Not only do we see him as God’s gift to us , he often saw the many people who walked into his life as God’s gift to him. He is a man of gratitude – to God and to the people around him. He expressed his gratitude often by saying ‘thank you’. At every family prayer, he would end by saying Thank you Father, Thank you Jesus, Thank you Holy Spirit. The words “Thank you” were never far from his lips. In fact, these were the last words just before he was sedated in hospital… “Thank you ma”… even though he did not like being in hospital and was probably experiencing great discomfort. That is the person my Father is…. and probably the  lesson we can learn from him is that let us always be grateful to God for His blessings and grateful to the many people whom God sends into our lives as gifts and remembering to express our gratitude to them who make our lives better in so many ways.

There is no better way to conclude this tribute than to quote two short paragraph written by my nieces Vanisha and Raveena of their grandfather for this perfectly sums up the man he is and what he means to us: “No words will suffice to perfectly sum up how great a man my grandfather truly is.
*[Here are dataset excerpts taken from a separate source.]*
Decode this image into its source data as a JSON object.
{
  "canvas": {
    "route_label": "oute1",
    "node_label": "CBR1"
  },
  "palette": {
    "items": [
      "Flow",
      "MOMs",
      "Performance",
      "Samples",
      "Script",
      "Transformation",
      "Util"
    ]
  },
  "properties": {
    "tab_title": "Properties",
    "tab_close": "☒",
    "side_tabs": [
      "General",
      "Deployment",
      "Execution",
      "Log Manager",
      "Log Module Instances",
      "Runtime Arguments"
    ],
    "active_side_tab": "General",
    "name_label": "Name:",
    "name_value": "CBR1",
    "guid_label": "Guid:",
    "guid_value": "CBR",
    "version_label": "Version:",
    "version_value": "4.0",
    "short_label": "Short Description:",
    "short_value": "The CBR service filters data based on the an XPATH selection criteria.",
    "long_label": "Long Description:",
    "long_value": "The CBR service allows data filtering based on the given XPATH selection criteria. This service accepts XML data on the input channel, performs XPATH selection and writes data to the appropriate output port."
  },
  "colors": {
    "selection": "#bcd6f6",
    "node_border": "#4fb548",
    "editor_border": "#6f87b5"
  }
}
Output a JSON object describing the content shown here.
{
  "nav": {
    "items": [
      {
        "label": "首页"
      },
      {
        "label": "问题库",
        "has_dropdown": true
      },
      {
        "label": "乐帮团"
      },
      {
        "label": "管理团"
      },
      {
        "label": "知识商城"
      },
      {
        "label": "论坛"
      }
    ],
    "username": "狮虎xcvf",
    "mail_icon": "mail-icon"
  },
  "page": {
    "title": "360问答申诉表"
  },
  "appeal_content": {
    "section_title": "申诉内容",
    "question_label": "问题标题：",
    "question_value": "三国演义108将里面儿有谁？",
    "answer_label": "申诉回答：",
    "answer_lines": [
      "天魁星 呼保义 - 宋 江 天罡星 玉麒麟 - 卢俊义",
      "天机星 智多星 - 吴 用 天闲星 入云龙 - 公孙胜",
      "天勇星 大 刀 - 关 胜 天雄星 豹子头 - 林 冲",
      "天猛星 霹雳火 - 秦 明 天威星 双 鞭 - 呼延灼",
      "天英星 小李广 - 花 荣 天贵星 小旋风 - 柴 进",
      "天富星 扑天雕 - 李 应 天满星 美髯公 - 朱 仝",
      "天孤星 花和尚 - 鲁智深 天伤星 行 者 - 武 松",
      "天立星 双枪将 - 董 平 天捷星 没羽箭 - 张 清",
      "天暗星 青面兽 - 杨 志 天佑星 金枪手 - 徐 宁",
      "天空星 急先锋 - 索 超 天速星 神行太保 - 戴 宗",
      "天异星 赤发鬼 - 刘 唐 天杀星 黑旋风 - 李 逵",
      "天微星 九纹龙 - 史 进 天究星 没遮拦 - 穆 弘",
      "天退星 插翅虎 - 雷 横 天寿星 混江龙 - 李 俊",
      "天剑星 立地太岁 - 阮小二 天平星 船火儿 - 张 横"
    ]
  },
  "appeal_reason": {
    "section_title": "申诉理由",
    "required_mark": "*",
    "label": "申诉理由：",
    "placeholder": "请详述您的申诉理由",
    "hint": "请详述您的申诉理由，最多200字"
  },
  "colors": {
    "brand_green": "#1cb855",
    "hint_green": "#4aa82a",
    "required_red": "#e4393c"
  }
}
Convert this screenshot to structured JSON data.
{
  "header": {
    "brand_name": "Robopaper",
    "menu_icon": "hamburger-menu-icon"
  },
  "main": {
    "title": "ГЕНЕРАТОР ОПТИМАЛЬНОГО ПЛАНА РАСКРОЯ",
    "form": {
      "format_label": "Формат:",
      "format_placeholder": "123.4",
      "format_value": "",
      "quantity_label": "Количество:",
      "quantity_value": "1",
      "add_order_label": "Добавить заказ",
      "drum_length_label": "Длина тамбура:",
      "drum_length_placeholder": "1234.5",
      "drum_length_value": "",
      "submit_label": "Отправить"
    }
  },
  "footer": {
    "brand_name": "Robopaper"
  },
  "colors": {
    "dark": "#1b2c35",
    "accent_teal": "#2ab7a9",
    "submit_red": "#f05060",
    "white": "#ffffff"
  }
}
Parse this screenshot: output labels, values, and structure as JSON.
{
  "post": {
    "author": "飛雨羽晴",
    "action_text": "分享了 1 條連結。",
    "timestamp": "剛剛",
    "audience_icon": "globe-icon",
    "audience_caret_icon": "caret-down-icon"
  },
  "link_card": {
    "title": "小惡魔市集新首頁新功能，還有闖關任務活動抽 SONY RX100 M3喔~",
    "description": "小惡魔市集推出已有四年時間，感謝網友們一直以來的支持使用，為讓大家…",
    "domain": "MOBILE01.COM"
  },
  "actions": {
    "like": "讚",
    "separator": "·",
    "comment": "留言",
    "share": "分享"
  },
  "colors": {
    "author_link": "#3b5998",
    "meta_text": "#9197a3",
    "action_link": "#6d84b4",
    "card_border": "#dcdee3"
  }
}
I refuse to refer to him in the past tense because he is still present with us, not physically as we’d like, but spiritually. Heaven has earned an angel, but he has always been ours on earth. God gifted the most loving and selfless man to be the heart of our family and friends. I will strive to one day be a reflection of his good self. I miss you, Thata (grandpa), we all do but I feel your presence wherever I go and I’ve never felt more safe… God has blessed me with the most caring and selfless man that I am so privileged to call my grandfather. No words can ever describe how grateful I am for everything he has done for me. I love and miss you so much Thata.”